DELİ DANA HASTALIĞININ BELİRTİLERİ
CJD’nin kuluçka süresi uzun olsa da belirtiler başladıktan sonra hızlı ilerler. Hastalık erken dönemde kişilik değişiklikleri, hafıza kaybı ve düşünme bozuklukları ile kendini gösterir. Zamanla tablo ağırlaşır ve hastada şu belirtiler gözlemlenir:
-
Bulanık görme veya körlük
-
Koordinasyon bozukluğu
-
Konuşma ve yutma güçlüğü
-
Kas seğirmeleri ve sarsıntılı hareketler
-
Uykusuzluk
Hastalığın ileri evrelerinde hasta hızla zihinsel yetilerini kaybeder, koma gelişir ve genellikle bir yıl içinde kalp veya solunum yetmezliği, pnömoni veya enfeksiyonlar nedeniyle yaşamını yitirir.
DELİ DANA HASTALIĞI NASIL BULAŞIR? RİSK FAKTÖRLERİ NELERDİR?
Hastalığın öksürük, hapşırık, temas veya cinsel yolla bulaşmadığı bilinmektedir. Bulaş yolları genellikle dolaylıdır ve uzun kuluçka süresi nedeniyle kesin mekanizma her zaman belirlenemez. Risk faktörleri şunlardır:
-
Aile öyküsü ve genetik mutasyonlar
-
Enfekte sığır eti tüketimi
-
Kornea veya deri nakli gibi cerrahi işlemler
-
Kontamine beyin cerrahisi aletleri ile yapılan operasyonlar
Prionlar ısıya, kimyasallara ve standart sterilizasyon yöntemlerine dirençlidir. Bu nedenle cerrahi aletlerin özel işlemlerle temizlenmesi gerekir.
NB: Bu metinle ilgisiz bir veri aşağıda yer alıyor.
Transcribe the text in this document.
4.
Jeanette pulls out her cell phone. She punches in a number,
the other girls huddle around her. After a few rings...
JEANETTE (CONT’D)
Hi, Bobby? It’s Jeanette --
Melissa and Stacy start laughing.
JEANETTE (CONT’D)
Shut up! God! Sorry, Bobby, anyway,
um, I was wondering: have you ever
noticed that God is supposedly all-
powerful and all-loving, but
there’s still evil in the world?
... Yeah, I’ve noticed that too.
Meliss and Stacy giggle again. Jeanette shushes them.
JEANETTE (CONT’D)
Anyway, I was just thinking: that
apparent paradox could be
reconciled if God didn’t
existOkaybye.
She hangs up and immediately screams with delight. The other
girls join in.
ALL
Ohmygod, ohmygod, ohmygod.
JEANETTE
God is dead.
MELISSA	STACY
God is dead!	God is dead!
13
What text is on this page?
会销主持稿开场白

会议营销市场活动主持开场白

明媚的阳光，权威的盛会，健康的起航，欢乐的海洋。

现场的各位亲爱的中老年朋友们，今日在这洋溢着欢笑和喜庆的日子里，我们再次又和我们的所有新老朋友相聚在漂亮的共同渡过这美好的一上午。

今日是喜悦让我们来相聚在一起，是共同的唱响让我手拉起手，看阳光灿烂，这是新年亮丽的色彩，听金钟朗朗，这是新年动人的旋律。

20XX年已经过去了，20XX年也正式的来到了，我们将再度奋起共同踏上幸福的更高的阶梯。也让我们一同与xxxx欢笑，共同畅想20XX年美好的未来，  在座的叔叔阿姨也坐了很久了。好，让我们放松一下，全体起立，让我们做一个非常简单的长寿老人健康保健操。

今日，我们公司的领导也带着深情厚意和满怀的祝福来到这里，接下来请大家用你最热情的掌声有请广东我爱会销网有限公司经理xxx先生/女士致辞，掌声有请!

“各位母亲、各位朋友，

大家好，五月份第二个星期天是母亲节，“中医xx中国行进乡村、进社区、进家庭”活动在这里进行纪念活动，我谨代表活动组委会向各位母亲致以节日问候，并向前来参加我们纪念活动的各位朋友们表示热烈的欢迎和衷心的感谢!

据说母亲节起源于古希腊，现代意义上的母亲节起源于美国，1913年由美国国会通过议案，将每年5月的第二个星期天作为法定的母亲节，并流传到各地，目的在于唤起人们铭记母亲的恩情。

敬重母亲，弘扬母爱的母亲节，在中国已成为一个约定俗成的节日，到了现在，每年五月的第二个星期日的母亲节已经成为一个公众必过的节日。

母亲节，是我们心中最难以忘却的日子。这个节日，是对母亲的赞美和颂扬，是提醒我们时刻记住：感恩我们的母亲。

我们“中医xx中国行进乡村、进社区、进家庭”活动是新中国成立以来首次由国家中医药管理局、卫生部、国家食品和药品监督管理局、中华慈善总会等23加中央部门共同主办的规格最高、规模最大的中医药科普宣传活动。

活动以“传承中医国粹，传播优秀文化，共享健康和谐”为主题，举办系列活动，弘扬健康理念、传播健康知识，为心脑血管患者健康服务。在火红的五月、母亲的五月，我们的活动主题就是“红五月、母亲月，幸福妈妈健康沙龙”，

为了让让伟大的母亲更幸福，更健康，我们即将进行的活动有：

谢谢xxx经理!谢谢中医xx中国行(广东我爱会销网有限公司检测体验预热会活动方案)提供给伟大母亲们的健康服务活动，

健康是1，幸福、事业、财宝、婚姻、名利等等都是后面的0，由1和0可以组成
DELİ DANA HASTALIĞI NASIL TEŞHİS EDİLİR?
Hastalığın tanısı zordur çünkü belirtiler genellikle Alzheimer veya diğer demans türleriyle benzerlik gösterir. Kesin tanı için şu yöntemler kullanılır:
-
EEG (elektroensefalografi): Beyinde anormal elektriksel aktiviteleri gösterir.
-
BOS testi: Beyin-omurilik sıvısında prion varlığını araştırır.
-
MRI (Manyetik Rezonans): Beyinde karakteristik değişiklikleri gösterir ve %90’a kadar doğru teşhis sağlayabilir.
-
Biyopsi: Kesin tanı için beyin dokusundan örnek alınır.
DELİ DANA HASTALIĞININ TEDAVİ YÖNTEMLERİ
CJD’nin bilinen kesin bir tedavisi bulunmamaktadır. Uygulanan tedaviler hastalığı durdurmaz; sadece hastanın yaşam kalitesini yükseltmeye yöneliktir. Ağrı kontrolü, kas spazmlarını azaltıcı ilaçlar ve destekleyici bakım yöntemleri uygulanır.